Anxiety linked to higher long-term risk of stroke.


The greater the anxiety level, the higher risk of having a stroke, according to new research published in the American Heart Association journal Stroke.

The study is the first in which researchers linked anxiety and stroke independent of other factors such as depression. Anxiety disorders are one of the most prevalent mental health problems. Symptoms include feeling unusually worried, stressed, nervous or tense.

Over a 22-year period, researchers studied a nationally representative group of 6,019 people 25-74 years old in the first National Health and Nutrition Examination Survey.

Participants underwent an interview and took blood tests, medical examinations and completed psychological questionnaires to gauge anxiety and depression levels.

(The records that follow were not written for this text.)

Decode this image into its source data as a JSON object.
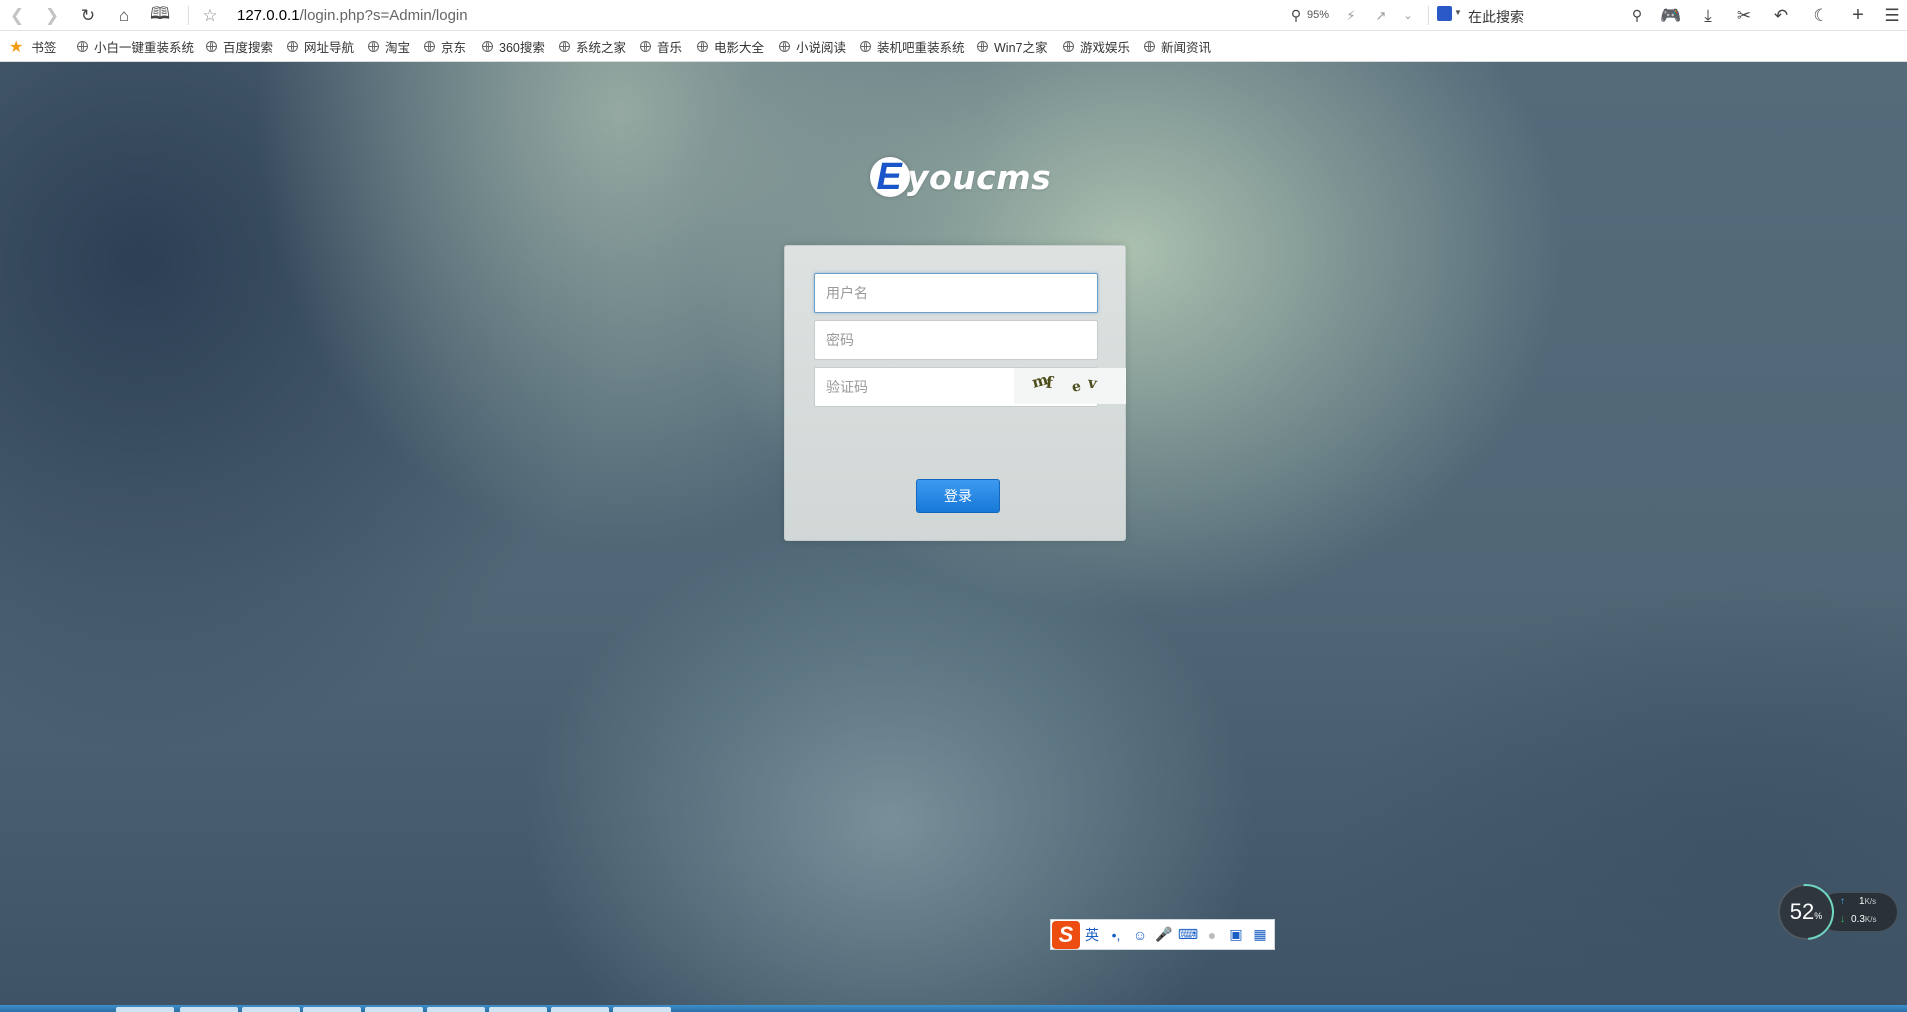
{
  "browser": {
    "url_host": "127.0.0.1",
    "url_path": "/login.php?s=Admin/login",
    "zoom": "95%",
    "search_placeholder": "在此搜索",
    "colors": {
      "toolbar_bg": "#ffffff",
      "accent_orange": "#f39c12"
    }
  },
  "bookmarks": {
    "star_label": "书签",
    "items": [
      "小白一键重装系统",
      "百度搜索",
      "网址导航",
      "淘宝",
      "京东",
      "360搜索",
      "系统之家",
      "音乐",
      "电影大全",
      "小说阅读",
      "装机吧重装系统",
      "Win7之家",
      "游戏娱乐",
      "新闻资讯"
    ]
  },
  "login": {
    "logo_letter": "E",
    "logo_text": "youcms",
    "username_placeholder": "用户名",
    "password_placeholder": "密码",
    "captcha_placeholder": "验证码",
    "captcha_chars": [
      "m",
      "f",
      "e",
      "v"
    ],
    "submit_label": "登录",
    "colors": {
      "button": "#1e80dd",
      "logo_blue": "#1a56c9"
    }
  },
  "ime": {
    "logo": "S",
    "mode": "英",
    "punct": "•,",
    "icons": [
      "smile-icon",
      "microphone-icon",
      "keyboard-icon",
      "user-icon",
      "shirt-icon",
      "grid-icon"
    ]
  },
  "speed_widget": {
    "percent": "52",
    "percent_unit": "%",
    "upload": "1",
    "download": "0.3",
    "unit": "K/s"
  }
}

Researchers tracked strokes through hospital or nursing home reports and death certificates. After accounting for other factors, they found that even modest increases in anxiety were associated with greater stroke risk.

People in the highest third of anxiety symptoms had a 33 percent higher stroke risk than those with the lowest levels.

“Everyone has some anxiety now and then. But when it’s elevated and/or chronic, it may have an effect on your vasculature years down the road,” said Maya Lambiase, Ph.D., study author and cardiovascular behavioral medicine researcher in the Department of Psychiatry at the University of Pittsburgh School of Medicine in Pittsburgh.

People with high anxiety levels are more likely to smoke and be physically inactive, possibly explaining part of the anxiety-stroke link. Higher stress hormone levels, heart rate or blood pressure could also be factors, Lambiase said.

In earlier work, researchers found that depression was linked to greater risk of stroke, which is the No. 4 killer and a leading cause of disability in the United States. In contrast to anxiety, depression is a persistent feeling of hopelessness, dejection and lack of energy, among other symptoms.